The law was passed unanimously by all 18 legislators Tuesday night. It will take effect in as soon as 60 days.

"If you hit someone or seriously injure them or you kill them and you leave, we're going to take the car. It's gone," said Legislator Kate Browning of Shirley. 

According to Suffolk District Attorney Thomas Spota, there were 11 fatal hit-and-runs in Suffolk in 2012, and the number of overall hit-and-runs are on the rise.

When a convicted hit-and-run driver's car is seized, there's nothing to prevent the driver from buying another car. But Spota believes the potential financial setback will give a driver reason to pause if they attempt to leave the scene of an accident. 

"I have asked the state legislature to impose more significant criminal penalties, jailtime," said Spota. "This would just further enhance our ability to keep these people off the road." 
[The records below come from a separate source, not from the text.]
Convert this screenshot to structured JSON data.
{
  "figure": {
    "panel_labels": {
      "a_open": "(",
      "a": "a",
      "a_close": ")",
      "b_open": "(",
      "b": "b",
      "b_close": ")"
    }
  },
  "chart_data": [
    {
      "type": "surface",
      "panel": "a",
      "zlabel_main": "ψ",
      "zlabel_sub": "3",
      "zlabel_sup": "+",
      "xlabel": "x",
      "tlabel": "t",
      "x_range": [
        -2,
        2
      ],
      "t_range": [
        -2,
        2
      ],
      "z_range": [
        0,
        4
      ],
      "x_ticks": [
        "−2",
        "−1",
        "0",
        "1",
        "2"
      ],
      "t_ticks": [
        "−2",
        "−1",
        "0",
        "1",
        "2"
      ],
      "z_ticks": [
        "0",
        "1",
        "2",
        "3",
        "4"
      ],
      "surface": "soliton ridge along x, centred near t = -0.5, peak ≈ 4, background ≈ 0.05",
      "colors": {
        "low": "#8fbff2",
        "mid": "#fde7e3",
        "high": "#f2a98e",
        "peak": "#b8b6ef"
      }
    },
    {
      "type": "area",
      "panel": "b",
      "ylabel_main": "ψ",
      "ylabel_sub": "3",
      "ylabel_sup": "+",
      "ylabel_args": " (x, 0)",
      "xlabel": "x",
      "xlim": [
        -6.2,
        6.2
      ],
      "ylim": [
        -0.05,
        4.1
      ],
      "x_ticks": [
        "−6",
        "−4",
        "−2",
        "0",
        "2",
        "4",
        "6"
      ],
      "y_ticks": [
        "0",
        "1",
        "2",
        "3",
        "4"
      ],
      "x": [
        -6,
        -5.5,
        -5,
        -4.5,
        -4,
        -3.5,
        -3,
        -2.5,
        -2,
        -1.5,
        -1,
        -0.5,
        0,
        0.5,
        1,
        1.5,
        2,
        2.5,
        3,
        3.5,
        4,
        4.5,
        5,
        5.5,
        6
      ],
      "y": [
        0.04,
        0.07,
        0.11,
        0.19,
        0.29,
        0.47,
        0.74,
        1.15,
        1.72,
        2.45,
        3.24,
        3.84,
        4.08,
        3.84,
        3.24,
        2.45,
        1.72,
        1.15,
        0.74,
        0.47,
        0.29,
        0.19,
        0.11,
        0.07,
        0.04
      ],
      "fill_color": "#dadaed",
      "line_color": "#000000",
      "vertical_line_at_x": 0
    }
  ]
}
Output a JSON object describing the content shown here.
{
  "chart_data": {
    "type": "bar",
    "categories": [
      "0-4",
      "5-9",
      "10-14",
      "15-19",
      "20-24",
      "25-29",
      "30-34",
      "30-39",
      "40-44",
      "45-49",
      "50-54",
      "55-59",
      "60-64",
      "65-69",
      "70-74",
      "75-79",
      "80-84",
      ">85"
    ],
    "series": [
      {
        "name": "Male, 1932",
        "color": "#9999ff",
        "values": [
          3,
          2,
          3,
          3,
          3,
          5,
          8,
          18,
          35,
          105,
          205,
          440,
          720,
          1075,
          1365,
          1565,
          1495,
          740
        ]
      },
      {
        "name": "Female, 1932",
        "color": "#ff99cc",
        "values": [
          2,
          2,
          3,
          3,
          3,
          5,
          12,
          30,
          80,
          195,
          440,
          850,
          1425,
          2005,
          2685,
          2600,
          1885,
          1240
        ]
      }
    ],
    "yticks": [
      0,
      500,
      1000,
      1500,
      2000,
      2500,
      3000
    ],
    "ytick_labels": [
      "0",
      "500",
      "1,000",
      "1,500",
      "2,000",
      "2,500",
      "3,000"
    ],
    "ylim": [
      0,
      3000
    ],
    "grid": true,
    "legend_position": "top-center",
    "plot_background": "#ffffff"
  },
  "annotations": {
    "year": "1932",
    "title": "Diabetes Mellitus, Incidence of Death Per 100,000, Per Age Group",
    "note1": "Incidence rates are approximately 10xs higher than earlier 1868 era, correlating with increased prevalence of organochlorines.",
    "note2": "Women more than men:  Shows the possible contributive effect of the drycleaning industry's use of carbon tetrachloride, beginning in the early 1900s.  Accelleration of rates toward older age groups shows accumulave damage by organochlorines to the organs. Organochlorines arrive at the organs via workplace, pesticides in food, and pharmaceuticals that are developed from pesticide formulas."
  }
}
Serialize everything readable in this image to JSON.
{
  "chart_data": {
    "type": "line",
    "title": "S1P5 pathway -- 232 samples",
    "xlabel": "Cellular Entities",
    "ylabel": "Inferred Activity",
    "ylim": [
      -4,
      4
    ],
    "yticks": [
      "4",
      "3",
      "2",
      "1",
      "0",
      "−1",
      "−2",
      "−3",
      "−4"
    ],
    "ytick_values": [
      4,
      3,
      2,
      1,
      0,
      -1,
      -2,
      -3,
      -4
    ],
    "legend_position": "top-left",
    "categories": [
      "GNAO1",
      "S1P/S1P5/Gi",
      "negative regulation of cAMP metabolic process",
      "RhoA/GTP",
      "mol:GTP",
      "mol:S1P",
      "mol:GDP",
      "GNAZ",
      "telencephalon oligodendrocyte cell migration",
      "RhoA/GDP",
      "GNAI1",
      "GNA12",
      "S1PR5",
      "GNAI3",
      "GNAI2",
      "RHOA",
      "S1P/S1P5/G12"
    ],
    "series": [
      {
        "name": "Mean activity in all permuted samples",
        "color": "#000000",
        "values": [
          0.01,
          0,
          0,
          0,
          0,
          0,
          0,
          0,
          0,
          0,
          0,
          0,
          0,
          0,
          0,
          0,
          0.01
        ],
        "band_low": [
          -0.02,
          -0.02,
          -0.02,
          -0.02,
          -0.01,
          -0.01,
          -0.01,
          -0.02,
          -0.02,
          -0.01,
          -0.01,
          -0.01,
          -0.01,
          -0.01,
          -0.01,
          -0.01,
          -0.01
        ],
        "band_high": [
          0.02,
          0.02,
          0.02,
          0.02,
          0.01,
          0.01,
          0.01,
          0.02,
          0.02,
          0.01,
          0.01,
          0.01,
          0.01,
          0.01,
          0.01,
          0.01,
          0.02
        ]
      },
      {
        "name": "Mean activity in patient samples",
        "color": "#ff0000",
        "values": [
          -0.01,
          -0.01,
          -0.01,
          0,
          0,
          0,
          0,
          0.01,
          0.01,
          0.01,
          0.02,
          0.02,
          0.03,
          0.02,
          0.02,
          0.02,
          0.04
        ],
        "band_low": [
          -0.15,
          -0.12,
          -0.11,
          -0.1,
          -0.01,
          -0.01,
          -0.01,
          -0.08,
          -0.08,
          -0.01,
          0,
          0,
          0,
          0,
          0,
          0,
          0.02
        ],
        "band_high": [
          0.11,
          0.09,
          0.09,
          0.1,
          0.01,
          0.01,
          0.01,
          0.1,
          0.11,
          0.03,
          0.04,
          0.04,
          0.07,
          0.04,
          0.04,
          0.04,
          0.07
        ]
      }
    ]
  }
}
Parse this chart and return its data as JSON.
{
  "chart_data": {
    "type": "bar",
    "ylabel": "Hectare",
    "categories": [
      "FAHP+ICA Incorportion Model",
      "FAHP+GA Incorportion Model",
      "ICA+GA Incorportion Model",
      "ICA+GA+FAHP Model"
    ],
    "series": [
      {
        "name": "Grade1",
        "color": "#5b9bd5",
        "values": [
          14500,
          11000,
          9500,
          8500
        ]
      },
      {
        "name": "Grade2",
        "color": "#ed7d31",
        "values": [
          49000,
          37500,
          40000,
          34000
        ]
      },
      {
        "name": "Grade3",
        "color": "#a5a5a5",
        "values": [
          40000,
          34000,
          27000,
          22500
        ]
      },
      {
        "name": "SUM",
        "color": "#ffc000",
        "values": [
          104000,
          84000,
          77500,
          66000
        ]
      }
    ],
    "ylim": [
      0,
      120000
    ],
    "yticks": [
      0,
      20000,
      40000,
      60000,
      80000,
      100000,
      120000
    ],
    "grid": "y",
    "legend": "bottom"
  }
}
The family of Erika Hughes, who was killed in 2011 by a hit-and-run driver as she was walking back to her home in Mastic, was at the legislature's meeting Tuesday night when the law was passed. The driver, Preston Mimms, was sentenced to one and one-third to four years in the death of Hughes, but the family of the young mother believed it was not severe enough. 

"Obviously, my daughter's not coming back and Mr. Mimms won't have his sentence changed, but anything I can do to prevent this from happening to someone else, it's worth it," said Dennis Hughes, Erika's father.